Ontem, fiquei incomodado ao me deparar com a revista dominical encartada no jornal O Globo. A matéria principal tratava dos 40 anos do álbum Abbey Road, dos Beatles, com a capa trazendo a seguinte manchete: “Clube da Esquina - nos 40 anos de ‘Abbey Road’, último e MELHOR disco dos Beatles, o culto à capa mais reproduzida da História, em discos, filmes, clipes, anúncios e, claro, revistas”. O que mexeu com os meus brios foi a afirmação, ali na capa, sobre a supremacia do último álbum gravado pelos Beatles em relação aos anteriores. Ora, quem acompanha um pouco as publicações especializadas em música sabe que não existe consenso sobre qual o melhor disco dos quatro rapazes de Liverpool, nem mesmo em relação ao melhor álbum da história da música pop.
Neste tempo em que acompanho as sempre questionáveis eleições de melhor álbum da história, promovidas por veículos especializados (Rolling Stone, MOJO, UNCUT, NME, MTV, etc), já vi vários discos ocupando o alto do pódio: Sgt. Pepper’s Lonely Heart Club Band e Revolver, dos Beatles; Pet Sounds, do Beach Boys, What’s Going On, do Marvin Gaye e até Exile on Main St., dos Rolling Stones. Sinceramente, não me recordo de ter visto Abbey Road levantando o caneco de melhor álbum (nem da História nem dos Beatles).
Resolvi dar, então, uma lida na matéria, para ver se encontrava uma justificativa para aquela afirmação contida na capa da revista. O que achei foi um texto - pouco informativo, diga-se - sobre a parte gráfica do álbum Abbey Road, assinado pelo designer Felipe Taborda, acompanhado de um box, no qual o jornalista musical Antônio Carlos Miguel fala sobre a importância do último disco dos Beatles e sua gestação a partir de divergência musicais e de uma disputa de egos entre John Lennon e Paul McCartney. O experiente crítico do O Globo começa o texto exatamente com a frase: “MELHOR DISCO DOS BEATLES, Abbey Road prova que a arte pode se beneficiar de tensões” (...).

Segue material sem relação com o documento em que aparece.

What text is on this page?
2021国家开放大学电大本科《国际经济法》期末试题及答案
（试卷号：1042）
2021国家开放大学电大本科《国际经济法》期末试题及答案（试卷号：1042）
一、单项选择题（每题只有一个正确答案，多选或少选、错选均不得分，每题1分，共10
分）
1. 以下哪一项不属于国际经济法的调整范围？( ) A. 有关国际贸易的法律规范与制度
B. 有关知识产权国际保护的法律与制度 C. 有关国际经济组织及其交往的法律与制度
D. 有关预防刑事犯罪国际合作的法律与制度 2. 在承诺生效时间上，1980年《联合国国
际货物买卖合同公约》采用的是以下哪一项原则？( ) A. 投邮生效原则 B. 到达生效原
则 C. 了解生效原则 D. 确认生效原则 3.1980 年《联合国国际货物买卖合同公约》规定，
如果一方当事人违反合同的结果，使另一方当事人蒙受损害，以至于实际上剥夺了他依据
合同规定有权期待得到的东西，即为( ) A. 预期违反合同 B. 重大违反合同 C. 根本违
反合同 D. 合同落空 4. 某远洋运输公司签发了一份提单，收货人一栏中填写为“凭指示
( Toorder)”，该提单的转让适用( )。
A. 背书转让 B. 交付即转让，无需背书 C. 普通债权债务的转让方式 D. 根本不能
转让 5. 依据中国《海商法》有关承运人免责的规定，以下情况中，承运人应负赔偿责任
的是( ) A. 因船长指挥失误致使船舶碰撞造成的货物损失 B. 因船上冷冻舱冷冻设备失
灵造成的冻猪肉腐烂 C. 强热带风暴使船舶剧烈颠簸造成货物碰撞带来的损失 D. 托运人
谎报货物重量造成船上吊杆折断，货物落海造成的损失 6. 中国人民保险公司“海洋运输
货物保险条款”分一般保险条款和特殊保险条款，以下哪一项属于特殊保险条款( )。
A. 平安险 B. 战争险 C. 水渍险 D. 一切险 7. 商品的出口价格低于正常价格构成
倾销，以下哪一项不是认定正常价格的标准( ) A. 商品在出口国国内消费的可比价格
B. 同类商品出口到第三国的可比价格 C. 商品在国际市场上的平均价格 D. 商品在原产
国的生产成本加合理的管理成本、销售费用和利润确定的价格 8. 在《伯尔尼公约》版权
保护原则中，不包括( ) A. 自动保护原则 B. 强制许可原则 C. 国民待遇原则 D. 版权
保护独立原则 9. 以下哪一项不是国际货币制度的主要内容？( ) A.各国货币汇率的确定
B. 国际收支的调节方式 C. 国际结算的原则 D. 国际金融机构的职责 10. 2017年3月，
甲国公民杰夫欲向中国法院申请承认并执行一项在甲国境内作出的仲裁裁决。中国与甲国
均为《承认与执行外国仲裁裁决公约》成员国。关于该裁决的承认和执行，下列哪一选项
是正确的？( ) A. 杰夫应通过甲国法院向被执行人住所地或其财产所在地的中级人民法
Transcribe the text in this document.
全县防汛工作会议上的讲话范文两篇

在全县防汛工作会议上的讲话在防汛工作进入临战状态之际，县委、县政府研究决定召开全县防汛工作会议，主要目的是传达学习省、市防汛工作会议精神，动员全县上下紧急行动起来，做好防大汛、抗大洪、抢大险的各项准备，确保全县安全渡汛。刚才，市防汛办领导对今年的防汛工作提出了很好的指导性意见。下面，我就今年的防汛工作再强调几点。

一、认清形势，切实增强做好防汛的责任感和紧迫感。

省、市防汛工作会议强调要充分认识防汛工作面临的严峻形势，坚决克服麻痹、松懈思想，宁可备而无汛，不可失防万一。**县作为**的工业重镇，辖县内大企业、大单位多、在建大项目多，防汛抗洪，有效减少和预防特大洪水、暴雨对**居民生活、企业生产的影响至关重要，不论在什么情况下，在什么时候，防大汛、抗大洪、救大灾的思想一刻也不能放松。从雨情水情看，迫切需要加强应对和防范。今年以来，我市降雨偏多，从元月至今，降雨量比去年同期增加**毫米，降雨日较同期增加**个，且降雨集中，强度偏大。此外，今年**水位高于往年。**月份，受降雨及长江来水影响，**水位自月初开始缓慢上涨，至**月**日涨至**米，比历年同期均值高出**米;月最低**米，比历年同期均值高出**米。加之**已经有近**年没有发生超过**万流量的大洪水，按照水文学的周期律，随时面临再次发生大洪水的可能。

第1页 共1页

Pelo que conheço (apenas como leitor) de jornalismo cultural, a crítica é o espaço mais aberto para a expressão de opinião do jornalista. Mesmo assim, acredito que seja perigoso emitir uma opinião tão contundente sobre uma obra que já se tornou clássica - e na qual, como disse, não há consenso sobre a superioridade de um disco em relação aos outros. Numa comparação grosseira, é como se um crítico de arte dissesse que a Mona Lisa é o melhor quadro de Leonardo da Vinci. Bem, você pode dizer que La Gioconda é a obra mais popular, a mais enigmática, sei lá, mas dizer que é a MELHOR soa bem esquisito.
Pior ainda é o editor da revista reproduzir essa linha opinativa num espaço não reservado para isso, que é a capa da publicação. Aí a coisa degringola de vez, pois o leitor menos informado não tem nem como “se defender” desse juízo de valor. A sorte é que música não é algo levado muito a sério e deslizes (ou desleixos) como esse não cortam a cabeça de ninguém.
PS: Para completar o meu estranhamento com grandes veículos da comunicação, hoje tive o desprazer de ler na capa da Folha de São Paulo a seguinte chamada: 94% acham que os TEENS de hoje bebem demais. Na boa, não sou nenhum defensor fervoroso e purista da Língua Portuguesa, mas por que a opção de trocar a palavra “adolescentes” por TEENS? Poderia ser problema de espaço, mas olhando para a página, não me parece ser isso. Talvez o editor da capa não quisesse repetir a palavra jovens, que já aparece em uma chamada anterior. Mas, para mim, nada justifica colocar a palavra TEENS como sinônimo de adolescentes ou jovens na capa de um jornal de grande circulação.